Interconnectedness
Perspectives from The Artist's Road
The patterns of nature inspire our artwork. One of the most fascinating recent discoveries is the intimate relationship between the patterns found in nature’s tiniest creations to the patterns found in her broadest, most sweeping large-scale features. The apparent chaos of nature are now understood in terms of repeating patterns which can be mathematically described. There seems to be an amazing synchronicity between the patterns and rhythms of all of nature.
Scientists have applied the fractal geometry discoveries of Benoit Mandelbrot to understand mathematically the patterns of the natural world. A fractal shape, when viewed in finer and finer detail, reveals that it is made of ever smaller and smaller shapes, all similar to the original shape. The smallest part looks just like the whole.
A group of scientists headed by Brian Enquist traveled to a 300,000 acre conservation area in Costa Rica to see if they could use fractal geometry to calculate the carbon-absorbing potential of an entire forest. After felling a dying balsa tree, they closely measured the width and length of every branch on it. This gave them the fractal structure of the tree. They then took a census of the forest by measuring the diameter at the base of the trees within a large plot in order to sample the distribution of sizes within the forest. As they had predicted, and according to the tenets of fractal geometry, the relative number of big and small trees very closely matched the relative number of big and small branches on the individual tree they had measured. Thus, the profile of a single specimen determines the profile of an entire forest.* That discovery is profoundly beautiful.

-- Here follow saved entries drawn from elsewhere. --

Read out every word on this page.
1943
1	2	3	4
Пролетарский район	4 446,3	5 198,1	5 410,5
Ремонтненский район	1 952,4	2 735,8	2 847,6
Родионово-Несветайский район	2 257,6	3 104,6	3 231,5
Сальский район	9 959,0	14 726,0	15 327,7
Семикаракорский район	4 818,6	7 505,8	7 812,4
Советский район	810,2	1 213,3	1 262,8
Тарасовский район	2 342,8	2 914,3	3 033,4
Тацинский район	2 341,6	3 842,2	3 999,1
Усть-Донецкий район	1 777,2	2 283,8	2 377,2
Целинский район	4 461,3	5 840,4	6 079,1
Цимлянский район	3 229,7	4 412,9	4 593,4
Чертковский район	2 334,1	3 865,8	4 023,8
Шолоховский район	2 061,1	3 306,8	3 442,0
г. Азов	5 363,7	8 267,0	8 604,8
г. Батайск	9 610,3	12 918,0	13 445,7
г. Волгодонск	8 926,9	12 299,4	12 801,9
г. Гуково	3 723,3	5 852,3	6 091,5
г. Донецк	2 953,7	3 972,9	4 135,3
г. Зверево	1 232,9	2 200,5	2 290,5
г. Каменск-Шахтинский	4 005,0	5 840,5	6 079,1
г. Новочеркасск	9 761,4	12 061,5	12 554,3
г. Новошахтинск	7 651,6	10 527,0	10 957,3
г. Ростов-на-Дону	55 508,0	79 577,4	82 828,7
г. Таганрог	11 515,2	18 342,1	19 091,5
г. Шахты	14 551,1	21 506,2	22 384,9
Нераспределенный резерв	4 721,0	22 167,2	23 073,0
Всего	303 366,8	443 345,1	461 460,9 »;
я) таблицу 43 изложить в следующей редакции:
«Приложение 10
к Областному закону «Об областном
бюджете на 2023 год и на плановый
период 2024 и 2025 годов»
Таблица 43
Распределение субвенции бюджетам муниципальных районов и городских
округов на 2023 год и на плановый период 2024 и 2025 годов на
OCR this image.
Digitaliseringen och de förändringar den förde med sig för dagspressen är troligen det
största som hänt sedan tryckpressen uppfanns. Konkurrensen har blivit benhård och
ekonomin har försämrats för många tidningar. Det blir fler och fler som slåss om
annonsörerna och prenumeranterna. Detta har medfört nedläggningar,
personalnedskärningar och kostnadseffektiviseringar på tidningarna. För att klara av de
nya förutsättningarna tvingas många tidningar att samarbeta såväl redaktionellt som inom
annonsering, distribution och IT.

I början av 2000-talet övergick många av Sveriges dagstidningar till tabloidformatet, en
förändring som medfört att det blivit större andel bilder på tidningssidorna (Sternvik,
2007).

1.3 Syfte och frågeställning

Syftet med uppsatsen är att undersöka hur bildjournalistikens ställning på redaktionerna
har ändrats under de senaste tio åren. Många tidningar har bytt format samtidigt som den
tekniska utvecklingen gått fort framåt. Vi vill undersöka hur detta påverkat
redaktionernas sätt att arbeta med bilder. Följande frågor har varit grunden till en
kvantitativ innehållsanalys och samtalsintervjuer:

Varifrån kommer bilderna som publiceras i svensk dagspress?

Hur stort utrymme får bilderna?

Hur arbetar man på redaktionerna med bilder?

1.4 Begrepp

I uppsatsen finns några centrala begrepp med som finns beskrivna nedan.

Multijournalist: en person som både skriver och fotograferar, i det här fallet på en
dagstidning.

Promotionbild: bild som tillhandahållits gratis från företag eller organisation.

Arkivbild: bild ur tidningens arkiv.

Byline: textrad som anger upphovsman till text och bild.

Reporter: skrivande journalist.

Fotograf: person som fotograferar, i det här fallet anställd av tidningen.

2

Of course, artists have always been experts at making a type of order out of chaos, but in our particular practice, the geometry of our picture generally, is only the first step. We are interested in the eye-pleasing, soul-satisfying beauty to be discovered and revealed in our subjects. The brain is hard-wired to recognize patterns and rhythms in nature, which we artists recognize as our inspiration. By selecting and heightening certain elements of nature in our subjects, we attempt to bring out those patterns and combinations which have importance and meaning to us. Perhaps the structure of the human brain also seeks its patterns wherever we look?